B) Probability of burning
Whether a cell burns or not mainly depends on the spread rate. Slower fires are assumed to be more likely to go out due to local conditions (slow fires are most likely lower intensity, such as heading downhill, against the wind, across lower flammable types, etc.). The probability of burning is simply calculated as:
Pburning = SR ^ SR_BurnExp (eq. 5)
where exponent SR_BurnExp controls the relationship (linear, quadratic, …) between spread rate and probability of burning.
Fire suppression
Two distinct fire suppression strategies are implemented, both related to the concept of fire fighting opportunity. The first suppression strategy concerns opportunities generated in areas where SR is lower than a pre-specified threshold (SRThreshFF). The second suppression strategy is related to opportunities given by low fuel loads and consists in suppressing the fire whenever TSF is lower than a pre-specified threshold (TSFTreshFF). For any of the two fire suppression strategies, if a cell is said to burn but complies with the required condition it will not burn. However, the model allows the fire to continue spreading from that cell (but without effectively burning), so that areas that would have been reached via spread beyond the suppression opportunity point also do not burn.
Fire effects
Cells that are effectively burned have TSF set to 0. The fire extent is calculated as the number of cells that effectively burned plus the number of cells that would have burned but did not because of fire suppression of all burnable LCT cells reached via spread.
Figures
Figure 1: Two replicates of fire patches simulated by MEDFIRE in the period 1989 - 1999
Figure 2: Patches of observed and simulated fires (a): dark grey areas are recent burn perimeters which time since last fire is less than 15 years and light grey extension are ancient patches. The footprint of a simulated fire (b) which effective burnt area (light grey) does not reach all the target extension because of fire fighting opportunities generate suppressed areas (dark grey).
References
Castellnou, M., Pagés, J., Miralles, M., Pique, M., 2009. Tipificación de los incendios forestales de Cataluña. Elaboración del mapa de incendios de diseño como herramienta para la gestión forestal. In: Proceedings of the 5th Congreso Forestal Español. Ávila, Spain.

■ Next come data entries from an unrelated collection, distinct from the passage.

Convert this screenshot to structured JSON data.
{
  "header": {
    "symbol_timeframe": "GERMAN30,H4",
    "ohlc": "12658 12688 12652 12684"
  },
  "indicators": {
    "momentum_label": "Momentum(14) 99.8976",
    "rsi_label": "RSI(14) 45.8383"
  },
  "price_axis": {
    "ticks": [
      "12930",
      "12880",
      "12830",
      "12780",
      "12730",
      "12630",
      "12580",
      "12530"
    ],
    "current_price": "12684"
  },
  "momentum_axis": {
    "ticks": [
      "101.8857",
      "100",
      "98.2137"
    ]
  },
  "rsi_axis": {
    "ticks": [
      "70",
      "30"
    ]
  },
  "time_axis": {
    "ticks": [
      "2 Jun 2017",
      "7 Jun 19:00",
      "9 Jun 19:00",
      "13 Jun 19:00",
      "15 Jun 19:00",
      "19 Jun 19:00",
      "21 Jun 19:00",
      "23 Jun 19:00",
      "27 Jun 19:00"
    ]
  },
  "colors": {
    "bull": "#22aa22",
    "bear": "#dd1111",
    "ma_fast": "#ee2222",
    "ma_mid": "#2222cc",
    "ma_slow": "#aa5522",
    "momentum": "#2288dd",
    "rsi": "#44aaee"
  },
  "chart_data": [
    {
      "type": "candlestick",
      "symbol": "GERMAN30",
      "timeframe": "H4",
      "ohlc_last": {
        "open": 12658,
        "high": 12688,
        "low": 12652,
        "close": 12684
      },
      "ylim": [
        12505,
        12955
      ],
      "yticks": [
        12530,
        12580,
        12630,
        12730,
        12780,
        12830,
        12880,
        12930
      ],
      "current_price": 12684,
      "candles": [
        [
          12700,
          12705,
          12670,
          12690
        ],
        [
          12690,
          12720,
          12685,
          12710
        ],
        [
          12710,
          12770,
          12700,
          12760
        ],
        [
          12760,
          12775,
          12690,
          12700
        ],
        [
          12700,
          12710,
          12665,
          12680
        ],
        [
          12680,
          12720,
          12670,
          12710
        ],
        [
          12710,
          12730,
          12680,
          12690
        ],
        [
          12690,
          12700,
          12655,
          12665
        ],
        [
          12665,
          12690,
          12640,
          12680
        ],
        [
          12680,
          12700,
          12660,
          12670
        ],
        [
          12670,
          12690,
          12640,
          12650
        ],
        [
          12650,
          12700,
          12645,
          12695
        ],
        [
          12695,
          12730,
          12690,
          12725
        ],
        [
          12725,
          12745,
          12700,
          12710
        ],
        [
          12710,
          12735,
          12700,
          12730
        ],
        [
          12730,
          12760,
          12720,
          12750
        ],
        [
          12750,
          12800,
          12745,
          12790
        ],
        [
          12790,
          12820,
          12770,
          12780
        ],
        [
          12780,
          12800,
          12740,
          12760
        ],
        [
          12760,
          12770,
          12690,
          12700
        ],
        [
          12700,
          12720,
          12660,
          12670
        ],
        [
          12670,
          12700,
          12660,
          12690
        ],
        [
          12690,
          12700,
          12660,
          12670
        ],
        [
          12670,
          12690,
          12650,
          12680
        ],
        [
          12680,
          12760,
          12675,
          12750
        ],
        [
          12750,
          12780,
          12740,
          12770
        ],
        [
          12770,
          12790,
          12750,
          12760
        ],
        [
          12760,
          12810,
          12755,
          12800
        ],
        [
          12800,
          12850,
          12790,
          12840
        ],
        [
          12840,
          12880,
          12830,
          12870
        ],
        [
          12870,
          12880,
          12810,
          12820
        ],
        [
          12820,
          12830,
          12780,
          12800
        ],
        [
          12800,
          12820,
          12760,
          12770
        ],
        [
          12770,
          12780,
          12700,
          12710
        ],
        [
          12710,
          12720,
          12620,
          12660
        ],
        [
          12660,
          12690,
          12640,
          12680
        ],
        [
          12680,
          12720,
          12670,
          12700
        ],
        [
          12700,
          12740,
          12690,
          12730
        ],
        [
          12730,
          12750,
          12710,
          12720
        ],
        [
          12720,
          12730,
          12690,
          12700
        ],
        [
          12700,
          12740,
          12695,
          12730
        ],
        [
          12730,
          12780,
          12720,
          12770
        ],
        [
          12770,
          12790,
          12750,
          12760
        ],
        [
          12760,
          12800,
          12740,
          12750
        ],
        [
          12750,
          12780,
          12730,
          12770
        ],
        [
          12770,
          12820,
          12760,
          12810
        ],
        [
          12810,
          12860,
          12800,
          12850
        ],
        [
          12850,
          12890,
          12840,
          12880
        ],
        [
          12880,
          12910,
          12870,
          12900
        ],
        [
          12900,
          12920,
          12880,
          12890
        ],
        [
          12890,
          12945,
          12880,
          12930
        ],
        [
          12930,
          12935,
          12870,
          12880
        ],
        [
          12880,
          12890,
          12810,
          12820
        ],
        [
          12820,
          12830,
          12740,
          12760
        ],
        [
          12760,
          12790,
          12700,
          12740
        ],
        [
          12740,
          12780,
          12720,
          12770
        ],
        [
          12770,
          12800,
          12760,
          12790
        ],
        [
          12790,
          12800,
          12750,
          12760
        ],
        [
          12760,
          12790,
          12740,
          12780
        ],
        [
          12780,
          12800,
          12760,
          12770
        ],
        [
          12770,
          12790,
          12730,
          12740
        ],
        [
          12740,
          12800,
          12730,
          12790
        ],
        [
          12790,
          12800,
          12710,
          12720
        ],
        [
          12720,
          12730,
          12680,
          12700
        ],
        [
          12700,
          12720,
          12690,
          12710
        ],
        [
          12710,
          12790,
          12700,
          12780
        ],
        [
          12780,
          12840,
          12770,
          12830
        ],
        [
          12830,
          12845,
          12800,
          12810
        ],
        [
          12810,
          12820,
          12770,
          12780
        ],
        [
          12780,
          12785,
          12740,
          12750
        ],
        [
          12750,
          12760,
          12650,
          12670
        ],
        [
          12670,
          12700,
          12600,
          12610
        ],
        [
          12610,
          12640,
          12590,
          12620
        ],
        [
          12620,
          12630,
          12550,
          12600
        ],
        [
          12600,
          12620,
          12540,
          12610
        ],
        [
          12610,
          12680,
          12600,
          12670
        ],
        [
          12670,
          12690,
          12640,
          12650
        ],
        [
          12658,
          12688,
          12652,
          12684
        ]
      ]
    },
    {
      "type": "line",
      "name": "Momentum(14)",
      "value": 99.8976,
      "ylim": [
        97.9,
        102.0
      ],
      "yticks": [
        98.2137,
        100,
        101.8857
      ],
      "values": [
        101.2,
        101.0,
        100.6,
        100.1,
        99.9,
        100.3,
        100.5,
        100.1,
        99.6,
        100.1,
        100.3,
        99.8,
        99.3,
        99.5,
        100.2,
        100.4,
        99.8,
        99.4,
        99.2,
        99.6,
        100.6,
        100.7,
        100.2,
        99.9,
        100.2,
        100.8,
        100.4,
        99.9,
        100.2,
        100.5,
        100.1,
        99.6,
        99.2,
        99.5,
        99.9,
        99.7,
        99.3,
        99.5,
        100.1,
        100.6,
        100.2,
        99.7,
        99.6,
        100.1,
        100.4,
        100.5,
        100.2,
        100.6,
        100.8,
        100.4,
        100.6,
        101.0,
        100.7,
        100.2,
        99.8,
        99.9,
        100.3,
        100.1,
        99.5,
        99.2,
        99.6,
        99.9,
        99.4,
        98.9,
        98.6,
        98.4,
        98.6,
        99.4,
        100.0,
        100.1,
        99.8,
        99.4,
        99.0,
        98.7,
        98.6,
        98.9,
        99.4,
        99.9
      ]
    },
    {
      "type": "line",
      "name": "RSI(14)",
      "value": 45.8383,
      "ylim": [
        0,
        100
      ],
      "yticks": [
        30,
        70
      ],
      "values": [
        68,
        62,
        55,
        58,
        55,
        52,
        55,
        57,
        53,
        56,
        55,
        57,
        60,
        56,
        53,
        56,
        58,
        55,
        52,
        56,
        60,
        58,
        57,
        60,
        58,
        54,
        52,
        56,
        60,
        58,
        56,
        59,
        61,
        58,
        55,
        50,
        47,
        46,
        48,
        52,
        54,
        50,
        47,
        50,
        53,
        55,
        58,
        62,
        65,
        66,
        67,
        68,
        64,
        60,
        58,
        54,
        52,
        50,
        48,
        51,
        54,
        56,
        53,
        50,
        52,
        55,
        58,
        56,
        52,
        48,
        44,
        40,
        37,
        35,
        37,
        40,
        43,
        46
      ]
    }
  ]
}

Loepfe, L., Martinez-Vilalta, J., Piñol, J., 2011. An integrative model of human-influenced fire regimes and landscape dynamics. Environmental Modelling & Software 26, 1028–1040.
Pausas, J.G., Paula, S., 2012. Fuel shapes the fire–climate relationship: evidence from Mediterranean ecosystems. Global Ecology and Biogeography.
Pennanen, J., Kuuluvainen, T., 2002. A spatial simulation approach to natural forest landscape dynamics in boreal Fennoscandia. Forest Ecology and Management 164, 157–175.
Piñol, J., Terradas, J., Lloret, F., 1998. Climate warming, wildfire hazard, and wildfire occurrence in coastal eastern Spain. Climatic change 38, 345–357.
Rothermel, R.C., 1972. A mathematical model for predicting fire spread in wildland fuels, USDA Forest Service Research Paper INT USA.